Adam Blatner

Words and Images from the Mind of Adam Blatner

Sociometry: An often-overlooked dimension of social psychology.

Originally posted on August 6, 2010

One of the more important dimensions of psychology operates not so much in the mind of the individual but rather in the interpersonal field. (This is perhaps why it was missed by the psychoanalysts.) One pioneer, Dr. Jacob L. Moreno, in the 1930s, noticed this dynamic and tried to find ways of measuring it. It’s elusive. Moreno called it “tele” but another term that may be more familiar is “rapport.” Why do we prefer this person over that person in relation to some role? Some folks we prefer as teammates for certain games. They may not be the same people that we’d want to date, or have for a more philosophical conversation. The saying, “different strokes for different folks,” applies also in a different way as we think of the way we prefer certain people more or less for different roles.

Moreno called the method of assessing gradients of interpersonal preference “sociometry,” and in time this became the name of the field that contemplates this dimension. So far it’s not widely appreciated, though it’s been written about extensively in the professional literature. I’d like to see it become a part of what everyone needs to know, a part of popular psychology.

The trouble with sociometry is that it’s still a young field and there’s much yet to be learned. More pointedly, though, the theme addresses feelings that are generally felt to be extremely personal, extremely emotionally loaded. I think that a consideration of the dynamics of preference and rapport is every bit as relevant in psychological and interpersonal understanding as anything Freud came up with. But what we’re talking about here is the deep feelings that got stirred up when you:
– wanted to play with Billy but he seemed to be having more fun with Johnny;
– wanted your mom’s attention but she seemed to be giving more attention to your baby brother
– wanted your dad’s attention but he seemed more proud of your older sister
– wanted to play with Billy and Johnny wanted to play, too, but you didn’t want him to play, and you also didn’t want to hurt his feelings
– didn’t want to kiss Aunt Suzy (because she kissed wet—or that’s what you said), although you couldn’t get enough of Aunt Jennie
– discovered as a parent that although you really tried not to play favorites in truth you felt more fascination or affection toward one of your kids over the other one;
. . . and so forth.

This is emotionally loaded material, and yet we live in an era that recognizes that avoiding problems, trying to stifle them or sweep them under the figurative carpet, just doesn’t work. It all leaks out somehow. (That’s the basic lesson of psychoanalysis summed up in a sentence!) So you might as well find out what the situation is about so you can deal with it more consciously, find a way to work out the mixed feelings in a constructive fashion. Sociometry says that this needs to apply not only in working out conflicts among the different roles or parts of your own mind, but in relationships, families, groups, organizations, and in the culture!

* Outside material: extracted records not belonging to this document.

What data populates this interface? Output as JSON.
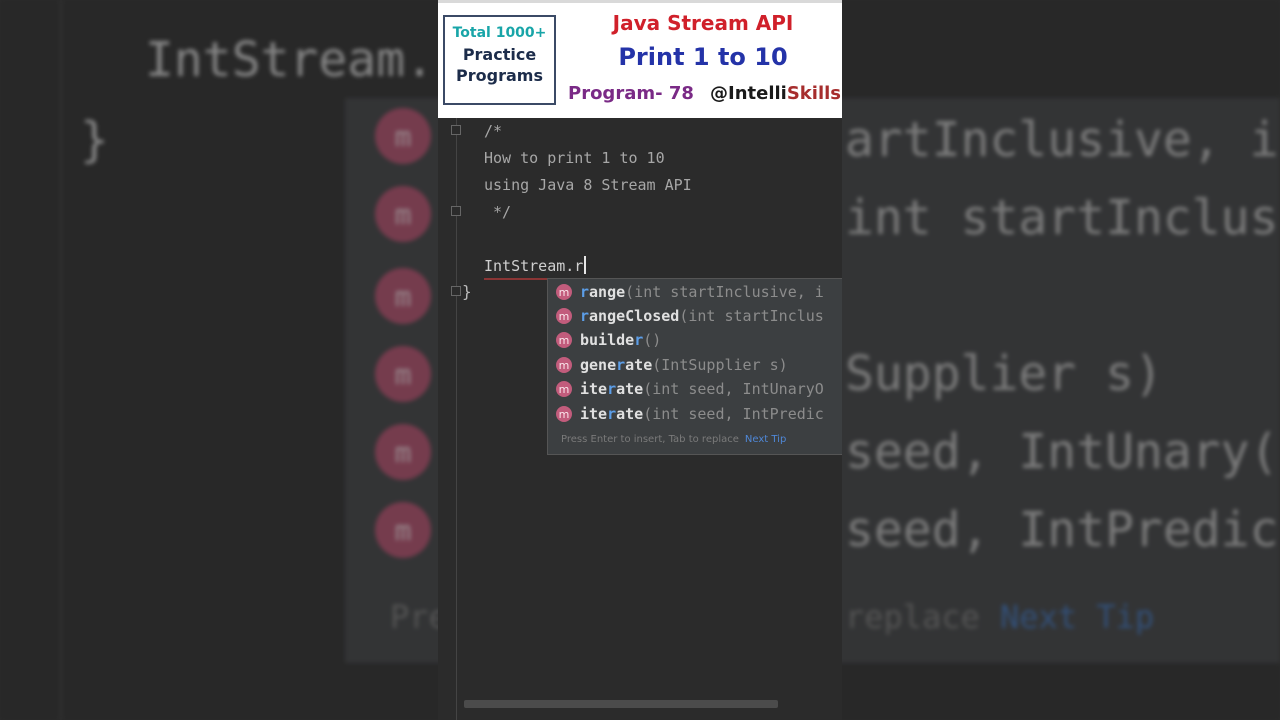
{
  "background": {
    "code_text": "IntStream.",
    "brace": "}",
    "right_lines": [
      "artInclusive, i",
      "int startInclus",
      "",
      "Supplier s)",
      "seed, IntUnary(",
      "seed, IntPredic"
    ],
    "hint_left": "Pre",
    "hint_right": "replace",
    "tip": "Next Tip"
  },
  "banner": {
    "box_line1": "Total 1000+",
    "box_line2": "Practice",
    "box_line3": "Programs",
    "title1": "Java Stream API",
    "title2": "Print 1 to 10",
    "program": "Program- 78",
    "handle_prefix": "@Intelli",
    "handle_suffix": "Skills"
  },
  "code": {
    "comment_open": "/*",
    "comment_line1": "How to print 1 to 10",
    "comment_line2": "using Java 8 Stream API",
    "comment_close": " */",
    "statement": "IntStream.r",
    "close_brace": "}"
  },
  "completion": {
    "icon_letter": "m",
    "items": [
      {
        "name_pre": "",
        "name_hl": "r",
        "name_post": "ange",
        "sig": "(int startInclusive, i"
      },
      {
        "name_pre": "",
        "name_hl": "r",
        "name_post": "angeClosed",
        "sig": "(int startInclus"
      },
      {
        "name_pre": "builde",
        "name_hl": "r",
        "name_post": "",
        "sig": "()"
      },
      {
        "name_pre": "gene",
        "name_hl": "r",
        "name_post": "ate",
        "sig": "(IntSupplier s)"
      },
      {
        "name_pre": "ite",
        "name_hl": "r",
        "name_post": "ate",
        "sig": "(int seed, IntUnaryO"
      },
      {
        "name_pre": "ite",
        "name_hl": "r",
        "name_post": "ate",
        "sig": "(int seed, IntPredic"
      }
    ],
    "hint": "Press Enter to insert, Tab to replace",
    "tip": "Next Tip"
  },
  "colors": {
    "method_icon": "#c25c7c",
    "match_highlight": "#5c9ee8",
    "tip_link": "#4f87d6"
  }
}
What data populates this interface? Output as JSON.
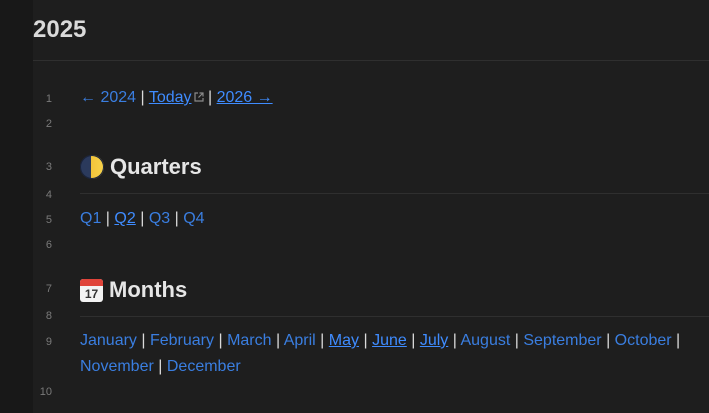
{
  "note": {
    "title": "2025"
  },
  "gutter": [
    "1",
    "2",
    "3",
    "4",
    "5",
    "6",
    "7",
    "8",
    "9",
    "10"
  ],
  "nav": {
    "prev": "← 2024",
    "today": "Today",
    "next": "2026 →",
    "separator": "|"
  },
  "quarters": {
    "heading": "Quarters",
    "items": [
      "Q1",
      "Q2",
      "Q3",
      "Q4"
    ]
  },
  "months": {
    "heading": "Months",
    "items": [
      "January",
      "February",
      "March",
      "April",
      "May",
      "June",
      "July",
      "August",
      "September",
      "October",
      "November",
      "December"
    ]
  },
  "icons": {
    "quarters": "first-quarter-moon-icon",
    "months": "calendar-icon",
    "today": "external-link-icon"
  },
  "colors": {
    "background": "#1e1e1e",
    "link": "#3a7ee0",
    "link_resolved": "#3f8cff",
    "text": "#dadada"
  },
  "calendar_badge": "17"
}
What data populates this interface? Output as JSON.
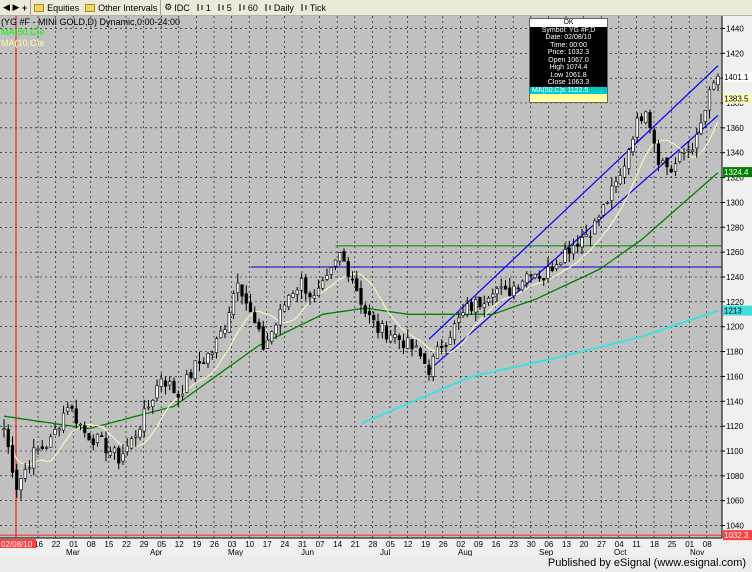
{
  "toolbar": {
    "items": [
      {
        "label": "Equities",
        "icon": "folder-icon"
      },
      {
        "label": "Other Intervals",
        "icon": "folder-icon"
      },
      {
        "label": "IDC",
        "icon": "gear-icon"
      },
      {
        "label": "1",
        "icon": "bar-icon"
      },
      {
        "label": "5",
        "icon": "bar-icon"
      },
      {
        "label": "60",
        "icon": "bar-icon"
      },
      {
        "label": "Daily",
        "icon": "bar-icon"
      },
      {
        "label": "Tick",
        "icon": "bar-icon"
      }
    ]
  },
  "footer": {
    "published": "Published by eSignal (www.esignal.com)"
  },
  "databox": {
    "header": "OK",
    "lines": [
      "Symbol: YG #F,D",
      "Date: 02/08/10",
      "Time: 00:00",
      "Price: 1032.3",
      "Open 1067.0",
      "High 1074.4",
      "Low 1061.8",
      "Close 1063.3"
    ],
    "ma50": "MA(50,C)s 1122.5"
  },
  "chart_data": {
    "type": "candlestick",
    "title": "(YG #F - MINI GOLD,D) Dynamic,0:00-24:00",
    "legend": [
      {
        "name": "MA(50,C)e",
        "color": "#00ff00"
      },
      {
        "name": "MA(10,C)e",
        "color": "#ffff99"
      }
    ],
    "colors": {
      "background": "#c0c0c0",
      "candle": "#000000",
      "ma50": "#008000",
      "ma10": "#ffffc0",
      "ma200": "#40e0e0",
      "channel": "#0000ff",
      "horizontal": "#008000",
      "cursor": "#ff0000"
    },
    "x_tick_labels": [
      "16",
      "22",
      "01",
      "08",
      "15",
      "22",
      "29",
      "05",
      "12",
      "19",
      "26",
      "03",
      "10",
      "17",
      "24",
      "31",
      "07",
      "14",
      "21",
      "28",
      "05",
      "12",
      "19",
      "26",
      "02",
      "09",
      "16",
      "23",
      "30",
      "06",
      "13",
      "20",
      "27",
      "04",
      "11",
      "18",
      "25",
      "01",
      "08"
    ],
    "month_labels": [
      "Mar",
      "Apr",
      "May",
      "Jun",
      "Jul",
      "Aug",
      "Sep",
      "Oct",
      "Nov"
    ],
    "cursor_date_label": "02/08/10",
    "ylim": [
      1030,
      1450
    ],
    "y_ticks": [
      1040,
      1060,
      1080,
      1100,
      1120,
      1140,
      1160,
      1180,
      1200,
      1220,
      1240,
      1260,
      1280,
      1300,
      1320,
      1340,
      1360,
      1380,
      1400,
      1420,
      1440
    ],
    "price_tags": [
      {
        "value": 1401.1,
        "bg": "#ffffff",
        "fg": "#000000"
      },
      {
        "value": 1383.5,
        "bg": "#ffffc0",
        "fg": "#000000"
      },
      {
        "value": 1324.4,
        "bg": "#008000",
        "fg": "#ffffff"
      },
      {
        "value": 1213,
        "bg": "#40e0e0",
        "fg": "#000000"
      },
      {
        "value": 1032.3,
        "bg": "#ff4040",
        "fg": "#ffffff"
      }
    ],
    "close_keypoints": [
      [
        0,
        1118
      ],
      [
        3,
        1072
      ],
      [
        7,
        1098
      ],
      [
        11,
        1108
      ],
      [
        15,
        1138
      ],
      [
        19,
        1115
      ],
      [
        23,
        1106
      ],
      [
        27,
        1094
      ],
      [
        30,
        1108
      ],
      [
        33,
        1128
      ],
      [
        37,
        1160
      ],
      [
        41,
        1145
      ],
      [
        45,
        1168
      ],
      [
        49,
        1180
      ],
      [
        52,
        1202
      ],
      [
        55,
        1240
      ],
      [
        58,
        1210
      ],
      [
        61,
        1184
      ],
      [
        64,
        1202
      ],
      [
        67,
        1226
      ],
      [
        70,
        1236
      ],
      [
        73,
        1222
      ],
      [
        76,
        1236
      ],
      [
        79,
        1258
      ],
      [
        82,
        1240
      ],
      [
        85,
        1212
      ],
      [
        88,
        1198
      ],
      [
        91,
        1195
      ],
      [
        94,
        1188
      ],
      [
        97,
        1180
      ],
      [
        100,
        1166
      ],
      [
        103,
        1186
      ],
      [
        106,
        1200
      ],
      [
        109,
        1214
      ],
      [
        112,
        1220
      ],
      [
        115,
        1232
      ],
      [
        118,
        1226
      ],
      [
        121,
        1236
      ],
      [
        124,
        1246
      ],
      [
        127,
        1240
      ],
      [
        130,
        1254
      ],
      [
        133,
        1264
      ],
      [
        136,
        1272
      ],
      [
        139,
        1282
      ],
      [
        142,
        1302
      ],
      [
        145,
        1320
      ],
      [
        148,
        1356
      ],
      [
        151,
        1378
      ],
      [
        154,
        1336
      ],
      [
        157,
        1326
      ],
      [
        160,
        1340
      ],
      [
        163,
        1350
      ],
      [
        166,
        1386
      ],
      [
        168,
        1402
      ]
    ],
    "ma50_keypoints": [
      [
        0,
        1128
      ],
      [
        20,
        1118
      ],
      [
        40,
        1136
      ],
      [
        60,
        1185
      ],
      [
        75,
        1210
      ],
      [
        85,
        1215
      ],
      [
        95,
        1210
      ],
      [
        115,
        1210
      ],
      [
        125,
        1222
      ],
      [
        140,
        1246
      ],
      [
        150,
        1270
      ],
      [
        160,
        1300
      ],
      [
        168,
        1324
      ]
    ],
    "ma200_keypoints": [
      [
        84,
        1122
      ],
      [
        110,
        1160
      ],
      [
        130,
        1175
      ],
      [
        150,
        1192
      ],
      [
        168,
        1213
      ]
    ],
    "channel": {
      "lower": [
        [
          100,
          1165
        ],
        [
          168,
          1370
        ]
      ],
      "upper": [
        [
          100,
          1190
        ],
        [
          168,
          1410
        ]
      ]
    },
    "horizontal_lines": [
      {
        "from": 78,
        "to": 168,
        "value": 1265,
        "color": "#008000"
      },
      {
        "from": 58,
        "to": 168,
        "value": 1248,
        "color": "#0000cc"
      }
    ],
    "bars": 169
  }
}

We also need to look at the dynamics of social preferences at the cultural level. While we may be seeking to be egalitarian in general social and legal policy, the truth is that we cannot escape the dynamic of preferring people who share our values—and these may be aesthetic, political, and so forth. One might make an argument that class is more important than race, though the whole topic is generally avoided. The point to be made is that people really cannot help the feelings of preference, though they may be able to take responsibility for how they act on such feelings.

(The accusation of “racism” is an over-generalization. People cannot help feeling certain affinities with certain people and ethnic or cultural or racial elements may be part of this; affinities often cross racial lines, too! Problems arise when people allow those intuitive feelings to become the major factor in their behavior. Our job as adults is to become aware of our feelings and intuitions and to choose how they are played out in real life—but we can’t make ourselves feel this or that way by an act of will.)

There is much I’ve written on my website and elsewhere about sociometry, and much, much more that others have written (see my bibliography). I hope you’ll get interested and pursue this.